In the run-up to the election, Macron tried every tactic of threats, including a potential “civil war”, warning people not to vote for what he called “extremists” – a national rally that views immigration as secondary – class and far-left France Unrelenting outbursts of anti-Semitism.
He told pensioners they would be left penniless. He said the national rally represented “the abandonment of everything that makes up the attractiveness of our country and retains investors”. He said the left would drain the vitality of the French economy and shut down nuclear power plants that provide about 70% of the country’s electricity.
“The most extreme thing is poverty in France,” Mr Macron said.
But these calls have fallen on deaf ears because, for all his achievements, including slashing unemployment, Macron has lost touch with the people he appeals to in rallies across the country. His centrist movement, once dominant, has suffered serious defeats.
These people across the country feel belittled by the president. They felt he didn’t understand their struggles. They felt he was pretending to listen, but no more. Looking for ways to express their anger, they chose a party that believed immigrants were the problem because aging France needed them. They chose the National Rally Party, whose leader did not go to elite schools.
The rise of national rallies has been steady and unstoppable. The group was founded more than half a century ago as the National Front by Ms Le Pen’s father, Jean-Marie Le Pen, and Pierre Bosque, a member of the Waffen-SS’s French division during World War II. There have always been ironclad barriers to entry into government.
This is a source of shame for the French. During World War II, the collaborationist Vichy government deported more than 72,000 Jews to their deaths, and France was determined not to try again to establish a far-right nationalist government.

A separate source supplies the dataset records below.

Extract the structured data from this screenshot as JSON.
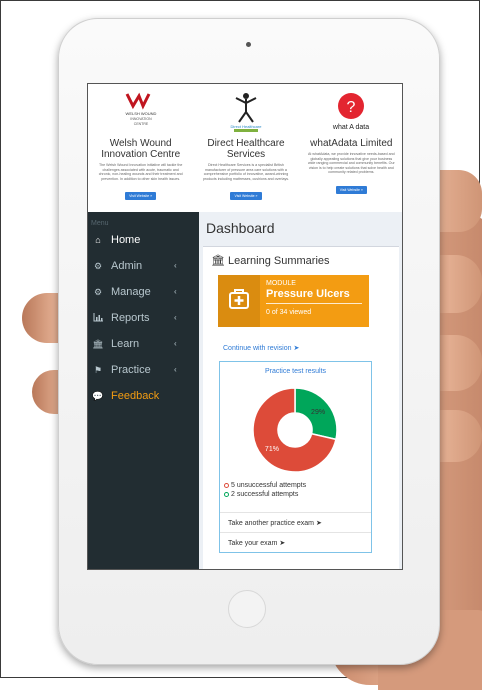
{
  "sponsors": [
    {
      "logo_caption": "WELSH WOUND INNOVATION CENTRE CANOLFAN ARLOESI CLWYFAU CYMRU",
      "title": "Welsh Wound Innovation Centre",
      "text": "The Welsh Wound Innovation initiative will tackle the challenges associated with acute, traumatic and chronic, non-healing wounds and their treatment and prevention. In addition to other skin health issues.",
      "button": "Visit Website »"
    },
    {
      "logo_caption": "Direct Healthcare Services",
      "title": "Direct Healthcare Services",
      "text": "Direct Healthcare Services is a specialist British manufacturer of pressure area care solutions with a comprehensive portfolio of innovative, award-winning products including mattresses, cushions and overlays.",
      "button": "Visit Website »"
    },
    {
      "logo_caption": "whatAdata",
      "title": "whatAdata Limited",
      "text": "At whatAdata, we provide innovative needs-based and globally appealing solutions that give your business wide ranging commercial and community benefits. Our vision is to help create solutions that solve health and community related problems.",
      "button": "Visit Website »"
    }
  ],
  "sidebar": {
    "menu_label": "Menu",
    "items": [
      {
        "label": "Home",
        "icon": "home-icon",
        "caret": ""
      },
      {
        "label": "Admin",
        "icon": "gear-icon",
        "caret": "‹"
      },
      {
        "label": "Manage",
        "icon": "gears-icon",
        "caret": "‹"
      },
      {
        "label": "Reports",
        "icon": "bar-chart-icon",
        "caret": "‹"
      },
      {
        "label": "Learn",
        "icon": "institution-icon",
        "caret": "‹"
      },
      {
        "label": "Practice",
        "icon": "graduation-cap-icon",
        "caret": "‹"
      },
      {
        "label": "Feedback",
        "icon": "comments-icon",
        "caret": ""
      }
    ]
  },
  "main": {
    "title": "Dashboard",
    "section_title": "Learning Summaries",
    "module": {
      "label": "MODULE",
      "name": "Pressure Ulcers",
      "viewed": "0 of 34 viewed",
      "progress": 0
    },
    "revision_link": "Continue with revision",
    "practice": {
      "title": "Practice test results",
      "unsuccessful_count": "5",
      "unsuccessful_label": "unsuccessful attempts",
      "successful_count": "2",
      "successful_label": "successful attempts",
      "actions": [
        "Take another practice exam",
        "Take your exam"
      ]
    }
  },
  "chart_data": {
    "type": "pie",
    "categories": [
      "unsuccessful attempts",
      "successful attempts"
    ],
    "values": [
      5,
      2
    ],
    "data_labels": [
      "71%",
      "29%"
    ],
    "colors": [
      "#dd4b39",
      "#00a65a"
    ]
  },
  "colors": {
    "sidebar_bg": "#222d32",
    "accent_orange": "#f39c12",
    "link_blue": "#2f7bd6",
    "danger": "#dd4b39",
    "success": "#00a65a"
  }
}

Ms Le Pen expelled her father from the party in 2015 over his insistence that Nazi gas chambers were “a detail of history”. She renamed the party and took the eloquent and hard-to-provoke Mr. Bardera as her protégé. She has also backed away from some of her most extreme positions, including a push to leave the European Union.
It worked even if some principles remained unchanged, including the party’s eurosceptic nationalism. Also unchanged is its willingness to discriminate against foreign residents and French citizens and its insistence that the country’s crime rates and other ills stem from too many immigrants, a claim that some research has challenged.
Three difficult years appear to be ahead for Macron, who is term-limited and must step down in 2027. The specific difficulty will not be known until the second round of voting. It appears that he may be viewed as a president who has allowed far-right elements into the highest offices of government. How he will govern with a party that represents what he has resisted and deplored throughout his political career is unclear. If the National Assembly gets the Prime Ministership, then Now that Mr. Bardera is in office, he will be able to set much of the domestic agenda.
Mr Macron has vowed not to resign under any circumstances and the president of the Fifth Republic generally has broad control over foreign and military policy. But national rallies have expressed a desire to limit Macron’s powers. There is no doubt that if the party gets an outright majority it will try.
Mr. Macron took a huge, discretionary risk. “No, to defeat. Yes, for the awakening of the Republic, for the leap of the Republic! He announced the decision shortly after making it. But as the first round of elections approached, the Republic looked hurt, Its divisions are tearing apart.